Born in 1957, Campbell earned a B.A. in Science, Technology, and Public Affairs from the University of California, San Diego, a certificate in music and political philosophy from the University of Yerevan in Soviet
Armenia, and a doctorate in international relations from Oxford University in 1985. As an officer in the U.S. Navy, Campbell served as an assistant on the
Joint Chiefs of Staff, and between 1987 and 1995 as a reserve naval officer in a special Chief of Naval Operations advisory unit in the Pentagon. Early in his career, he worked as a stringer for The New York Times Magazine in southern Africa.
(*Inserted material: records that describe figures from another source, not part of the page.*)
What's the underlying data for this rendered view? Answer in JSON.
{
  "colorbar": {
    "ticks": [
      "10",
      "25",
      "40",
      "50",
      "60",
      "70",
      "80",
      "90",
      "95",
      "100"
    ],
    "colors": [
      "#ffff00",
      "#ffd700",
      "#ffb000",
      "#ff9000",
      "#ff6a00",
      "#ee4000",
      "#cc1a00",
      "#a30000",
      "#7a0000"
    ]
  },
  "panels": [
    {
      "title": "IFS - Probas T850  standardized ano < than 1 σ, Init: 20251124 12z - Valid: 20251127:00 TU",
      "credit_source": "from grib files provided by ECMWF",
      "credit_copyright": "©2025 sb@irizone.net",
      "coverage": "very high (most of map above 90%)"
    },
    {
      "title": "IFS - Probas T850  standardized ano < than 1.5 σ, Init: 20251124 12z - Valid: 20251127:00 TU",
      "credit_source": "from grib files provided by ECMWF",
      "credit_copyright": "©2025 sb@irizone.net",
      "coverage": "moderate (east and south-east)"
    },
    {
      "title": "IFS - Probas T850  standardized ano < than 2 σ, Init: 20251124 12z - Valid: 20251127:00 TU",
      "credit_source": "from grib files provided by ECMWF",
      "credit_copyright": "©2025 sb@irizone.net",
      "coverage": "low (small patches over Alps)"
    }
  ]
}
A Democrat, Campbell was Hillary Clinton’s chief adviser on Asian affairs during her campaign for the presidency in 2008. Since 2004, he has contributed more than $28,000 to Democratic candidates and causes, including $6,900 to Hillary Clinton’s presidential campaign, followed by $4,600 to Barack Obama’s presidential campaign after the former’s withdrawal from the Democratic nomination contest. He had previously donated $4,100 to Senator Clinton’s 2006 re-election campaign.